After looking for Jamaican Meat Pies on Epicurious and some Jamaican sites, they do mention putting curry powder rather than Jerk in the mix. I just happen to have a bottle of some pretty awesome, incredibly yellow curry powder from Jamaica that I hardly ever use. Now I have the perfect occasion. Thanks.


----------



## pongi (Jan 11, 2002)

A traditional Ligurian dish: 

VERDURE RIPIENE ALLA GENOVESE 
(Genoa style stuffed vegetables)

Vegs: Onions, Eggplants, Peppers, tomatoes, zucchini, 4-6 each type, the smallest you can find. Steam or boil them until half cooked, cut them in half and dig away the flesh in the center.

Filling: 7-8 oz minced beef meat, fried in EVOO. 3-4 oz Ricotta cheese. Grated Parmesan. 1 small bread, soaked in milk and drained. 1 beaten egg.

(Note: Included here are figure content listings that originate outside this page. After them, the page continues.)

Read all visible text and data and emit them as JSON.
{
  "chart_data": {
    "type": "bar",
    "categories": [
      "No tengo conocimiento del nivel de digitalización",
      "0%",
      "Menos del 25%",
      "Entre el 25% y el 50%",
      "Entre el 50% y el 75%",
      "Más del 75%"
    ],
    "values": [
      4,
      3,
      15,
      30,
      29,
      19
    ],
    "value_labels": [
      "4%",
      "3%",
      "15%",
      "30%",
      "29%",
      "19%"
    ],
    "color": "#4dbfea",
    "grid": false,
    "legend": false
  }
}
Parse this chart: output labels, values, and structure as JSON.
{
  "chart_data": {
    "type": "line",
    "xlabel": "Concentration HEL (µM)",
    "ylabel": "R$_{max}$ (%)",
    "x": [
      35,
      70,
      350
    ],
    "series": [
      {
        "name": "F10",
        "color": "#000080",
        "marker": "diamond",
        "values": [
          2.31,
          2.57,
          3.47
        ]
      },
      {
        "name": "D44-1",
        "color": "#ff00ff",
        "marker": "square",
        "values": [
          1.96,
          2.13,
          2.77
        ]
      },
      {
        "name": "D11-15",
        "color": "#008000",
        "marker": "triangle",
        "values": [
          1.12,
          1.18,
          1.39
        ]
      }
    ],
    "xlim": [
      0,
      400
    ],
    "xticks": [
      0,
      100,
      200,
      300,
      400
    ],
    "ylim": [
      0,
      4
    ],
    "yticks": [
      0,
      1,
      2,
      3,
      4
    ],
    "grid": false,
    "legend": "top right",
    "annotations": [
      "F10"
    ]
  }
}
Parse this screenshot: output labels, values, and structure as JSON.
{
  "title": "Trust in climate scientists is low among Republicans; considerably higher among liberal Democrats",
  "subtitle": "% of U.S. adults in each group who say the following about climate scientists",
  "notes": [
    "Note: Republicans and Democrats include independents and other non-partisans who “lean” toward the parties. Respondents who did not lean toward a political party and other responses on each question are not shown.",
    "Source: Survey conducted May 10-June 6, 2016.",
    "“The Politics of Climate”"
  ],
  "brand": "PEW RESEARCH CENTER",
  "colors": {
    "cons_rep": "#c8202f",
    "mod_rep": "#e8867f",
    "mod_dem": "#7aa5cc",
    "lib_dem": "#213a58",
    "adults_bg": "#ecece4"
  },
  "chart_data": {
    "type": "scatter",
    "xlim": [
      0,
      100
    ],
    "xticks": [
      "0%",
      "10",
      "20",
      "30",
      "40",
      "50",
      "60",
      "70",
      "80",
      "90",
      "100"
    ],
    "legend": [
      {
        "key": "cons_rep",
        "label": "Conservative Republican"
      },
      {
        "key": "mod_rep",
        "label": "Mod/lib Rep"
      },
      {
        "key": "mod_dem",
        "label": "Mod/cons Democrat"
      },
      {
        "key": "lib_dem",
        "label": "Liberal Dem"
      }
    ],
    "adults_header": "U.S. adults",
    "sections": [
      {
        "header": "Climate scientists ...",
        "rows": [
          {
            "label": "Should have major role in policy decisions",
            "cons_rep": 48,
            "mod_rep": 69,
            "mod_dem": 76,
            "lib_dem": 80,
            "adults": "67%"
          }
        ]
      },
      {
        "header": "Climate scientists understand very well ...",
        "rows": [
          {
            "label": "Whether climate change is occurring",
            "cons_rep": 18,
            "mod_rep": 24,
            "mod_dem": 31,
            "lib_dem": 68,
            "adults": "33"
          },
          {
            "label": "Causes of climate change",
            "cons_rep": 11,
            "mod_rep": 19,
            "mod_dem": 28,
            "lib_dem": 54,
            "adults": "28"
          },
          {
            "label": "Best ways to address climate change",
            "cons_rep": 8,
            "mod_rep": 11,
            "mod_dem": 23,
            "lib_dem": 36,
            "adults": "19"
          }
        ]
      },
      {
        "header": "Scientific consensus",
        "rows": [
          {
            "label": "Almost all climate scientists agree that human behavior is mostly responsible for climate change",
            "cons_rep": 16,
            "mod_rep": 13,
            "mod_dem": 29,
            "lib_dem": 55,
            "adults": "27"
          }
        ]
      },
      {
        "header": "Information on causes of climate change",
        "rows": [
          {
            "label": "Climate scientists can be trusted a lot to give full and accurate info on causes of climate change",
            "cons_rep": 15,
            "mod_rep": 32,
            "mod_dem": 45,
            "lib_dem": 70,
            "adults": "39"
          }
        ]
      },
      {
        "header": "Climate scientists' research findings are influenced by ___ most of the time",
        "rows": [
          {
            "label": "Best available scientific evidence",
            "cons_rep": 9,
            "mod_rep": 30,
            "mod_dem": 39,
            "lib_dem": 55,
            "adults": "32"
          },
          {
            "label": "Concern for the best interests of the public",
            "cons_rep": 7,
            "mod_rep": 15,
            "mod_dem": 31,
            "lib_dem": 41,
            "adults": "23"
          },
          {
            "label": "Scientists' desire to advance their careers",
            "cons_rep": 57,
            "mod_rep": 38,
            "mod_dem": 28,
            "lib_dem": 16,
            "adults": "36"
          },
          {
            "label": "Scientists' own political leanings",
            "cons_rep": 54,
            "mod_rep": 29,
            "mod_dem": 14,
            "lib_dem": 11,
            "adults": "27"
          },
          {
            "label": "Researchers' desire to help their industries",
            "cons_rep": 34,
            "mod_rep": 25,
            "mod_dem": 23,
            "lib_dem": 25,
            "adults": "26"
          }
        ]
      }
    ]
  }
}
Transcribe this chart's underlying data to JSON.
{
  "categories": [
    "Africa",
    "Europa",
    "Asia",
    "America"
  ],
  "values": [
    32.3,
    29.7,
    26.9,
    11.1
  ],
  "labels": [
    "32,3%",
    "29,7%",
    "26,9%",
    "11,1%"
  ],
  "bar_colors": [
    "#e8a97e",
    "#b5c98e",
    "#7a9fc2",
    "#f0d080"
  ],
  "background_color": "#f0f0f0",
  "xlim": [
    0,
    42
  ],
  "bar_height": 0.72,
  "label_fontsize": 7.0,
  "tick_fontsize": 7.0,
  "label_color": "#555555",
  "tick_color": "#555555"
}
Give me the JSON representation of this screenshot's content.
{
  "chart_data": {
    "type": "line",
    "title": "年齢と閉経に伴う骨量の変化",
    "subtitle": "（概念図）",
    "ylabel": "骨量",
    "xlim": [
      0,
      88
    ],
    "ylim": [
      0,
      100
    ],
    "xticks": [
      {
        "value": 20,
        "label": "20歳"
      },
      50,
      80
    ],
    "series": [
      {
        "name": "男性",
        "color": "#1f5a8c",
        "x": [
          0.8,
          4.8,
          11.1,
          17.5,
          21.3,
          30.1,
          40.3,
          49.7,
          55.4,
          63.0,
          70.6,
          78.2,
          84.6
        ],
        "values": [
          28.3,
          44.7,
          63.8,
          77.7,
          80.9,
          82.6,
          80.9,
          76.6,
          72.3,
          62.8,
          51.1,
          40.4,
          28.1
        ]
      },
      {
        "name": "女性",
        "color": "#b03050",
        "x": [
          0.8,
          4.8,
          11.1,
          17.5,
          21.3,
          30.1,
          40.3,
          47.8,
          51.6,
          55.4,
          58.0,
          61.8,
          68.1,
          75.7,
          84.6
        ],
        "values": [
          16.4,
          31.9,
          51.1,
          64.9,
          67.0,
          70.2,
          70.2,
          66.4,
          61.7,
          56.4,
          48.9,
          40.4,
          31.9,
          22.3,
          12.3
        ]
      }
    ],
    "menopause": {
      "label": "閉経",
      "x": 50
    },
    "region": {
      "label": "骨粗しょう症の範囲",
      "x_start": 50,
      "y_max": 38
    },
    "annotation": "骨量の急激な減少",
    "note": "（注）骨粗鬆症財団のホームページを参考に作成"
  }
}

The flesh of the vegetables. Plenty of chopped fresh marjoram (if you can't find it use oregano or thyme, but it's not the same). S&P. EVOO. Smash everything with a fork and mix well in a bowl, then fill the vegs. Arrange them in a baking dish, pour some EVOO on, bake at 350° until browned on top. Serve warm.

This dish is very popular in Genova and served almost everywhere; this recipe is from my MIL and it's maybe the best one I know  

Pongi


----------